Bathroom Design Idea: Style Considerations

It's easiest to create a whole new bathroom design if you're doing a total remodeling job, but even if you're not, take heart. Because the typical bath is fairly small, it only takes a few key elements, or even just new wall-covering borders and accessories, to suggest a new style in your bath.

This elegant bathroom shows its English country inspirations in the plaid walls and border of rosy garlands.
This elegant bathroom shows its English country style in the plaid walls and border of rosy garlands.
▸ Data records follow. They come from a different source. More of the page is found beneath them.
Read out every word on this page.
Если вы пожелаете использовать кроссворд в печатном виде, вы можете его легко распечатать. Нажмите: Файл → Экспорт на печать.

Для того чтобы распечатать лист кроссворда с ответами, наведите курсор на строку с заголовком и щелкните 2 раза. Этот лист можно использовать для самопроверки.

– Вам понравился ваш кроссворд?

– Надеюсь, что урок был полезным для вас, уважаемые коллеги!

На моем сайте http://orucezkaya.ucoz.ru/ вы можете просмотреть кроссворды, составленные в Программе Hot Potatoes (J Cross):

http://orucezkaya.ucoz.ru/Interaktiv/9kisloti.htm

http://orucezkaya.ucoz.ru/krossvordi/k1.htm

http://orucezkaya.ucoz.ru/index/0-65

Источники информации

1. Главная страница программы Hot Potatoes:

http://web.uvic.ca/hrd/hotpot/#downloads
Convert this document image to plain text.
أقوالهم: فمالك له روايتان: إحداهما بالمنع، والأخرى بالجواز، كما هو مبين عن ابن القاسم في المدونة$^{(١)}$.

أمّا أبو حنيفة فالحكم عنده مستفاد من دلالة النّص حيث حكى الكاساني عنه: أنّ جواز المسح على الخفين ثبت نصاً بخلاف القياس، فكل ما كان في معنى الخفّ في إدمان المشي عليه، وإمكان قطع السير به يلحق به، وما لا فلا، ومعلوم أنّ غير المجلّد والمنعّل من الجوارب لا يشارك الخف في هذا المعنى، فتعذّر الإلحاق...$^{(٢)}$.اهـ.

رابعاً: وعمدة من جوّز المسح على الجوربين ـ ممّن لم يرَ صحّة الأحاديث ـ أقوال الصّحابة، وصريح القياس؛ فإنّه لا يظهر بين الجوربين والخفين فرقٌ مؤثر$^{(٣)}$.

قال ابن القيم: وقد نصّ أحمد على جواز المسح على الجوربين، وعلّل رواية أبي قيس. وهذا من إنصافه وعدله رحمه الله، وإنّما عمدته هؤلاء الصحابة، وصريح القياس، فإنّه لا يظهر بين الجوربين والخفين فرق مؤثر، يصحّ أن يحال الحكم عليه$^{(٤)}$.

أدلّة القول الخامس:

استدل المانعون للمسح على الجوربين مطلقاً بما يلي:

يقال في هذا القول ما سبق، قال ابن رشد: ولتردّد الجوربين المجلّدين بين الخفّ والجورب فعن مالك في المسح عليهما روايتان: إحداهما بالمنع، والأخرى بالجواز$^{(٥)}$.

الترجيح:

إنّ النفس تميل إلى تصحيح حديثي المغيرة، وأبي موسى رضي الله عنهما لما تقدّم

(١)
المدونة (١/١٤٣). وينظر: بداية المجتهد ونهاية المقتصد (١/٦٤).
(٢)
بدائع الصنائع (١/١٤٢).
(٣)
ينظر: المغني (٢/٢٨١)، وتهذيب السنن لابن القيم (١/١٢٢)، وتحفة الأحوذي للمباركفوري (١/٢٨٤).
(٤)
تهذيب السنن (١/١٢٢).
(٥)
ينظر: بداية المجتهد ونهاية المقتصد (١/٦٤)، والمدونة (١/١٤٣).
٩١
The trick is to decide on a color scheme and a visual theme and then use them consistently throughout the room. Some baths, for example, play it safe with all white or all beige fixtures and walls but let loose with some very expressive, imaginative colors and patterns in the less permanent elements.

To create a coherent look, employ the decorating "rule of three" and repeat each major color in your setting at least three times.

What if you've created a cohesive style in the rest of your home and would like to extend it to the bath, but your budget won't go for a complete redo? Relax. Permanent elements that might not "go" with your home's overall look can adapt just fine, with a little imagination.

This Italian-villa style bath has border tiles in the ancient Greek key motif and corbel-style supports for the sink.
This Italian-villa style bath has border tiles in a Greek key motif and corbel-style supports for the sink.

One homeowner on a budget whose palette featured the English garden tints of celadon green and rose despaired of a master bath tiled in yellow -- until she and her husband hit on a watercolor scheme of sand, violet, aqua, and lemon. The room became their "English Caribbean retreat." So keep an open mind as you look at your own bath and its possibilities!

Creativity in the bath is great, but you should consider a few practical points.

Never sacrifice safety for style

Sharp-cornered cabinets, tubs reached by steps without handrails, floors and bath rugs that aren't slip-resistant -- these prescriptions for disaster are totally avoidable, so don't settle. Insist on a bath that's as user-friendly as it is fabulous-looking.

Plan for the long term
Consider using as many universal-design products and layout ideas as possible. If you're sinking a lot of money into the master bath of your dreams, you want to be sure you can enjoy it as your physical needs change through the years. The time to install reinforcement blocks for grab bars is before, not after, you install marble panels on the walls.

Keep it simple
Soothing tones are perfect for this Southwest-inspired bathroom.
Soothing tones suit this Southwest-style bath.

Some decorating looks tend to use more accessories, more busy fabrics...more of everything. Employ these looks if you love them, but edit rigorously. Too many knick-knacks and a riot of colorful, large-scale patterns will make the bath look small and cluttered.

When selecting accessories, remember all the stuff that naturally accumulates in a bathroom, and you'll probably want to keep the decorating clutter down. Preserve visual serenity with as much closed storage as possible unless you're neurotically neat.

The neat, ordered open shelves in home-decorating magazines were set up for the photo shoot, not for the morning rush hour! (Make an exception for a pretty basket full of rolled hand towels or a shell full of usable-size scented soaps that further your color scheme.)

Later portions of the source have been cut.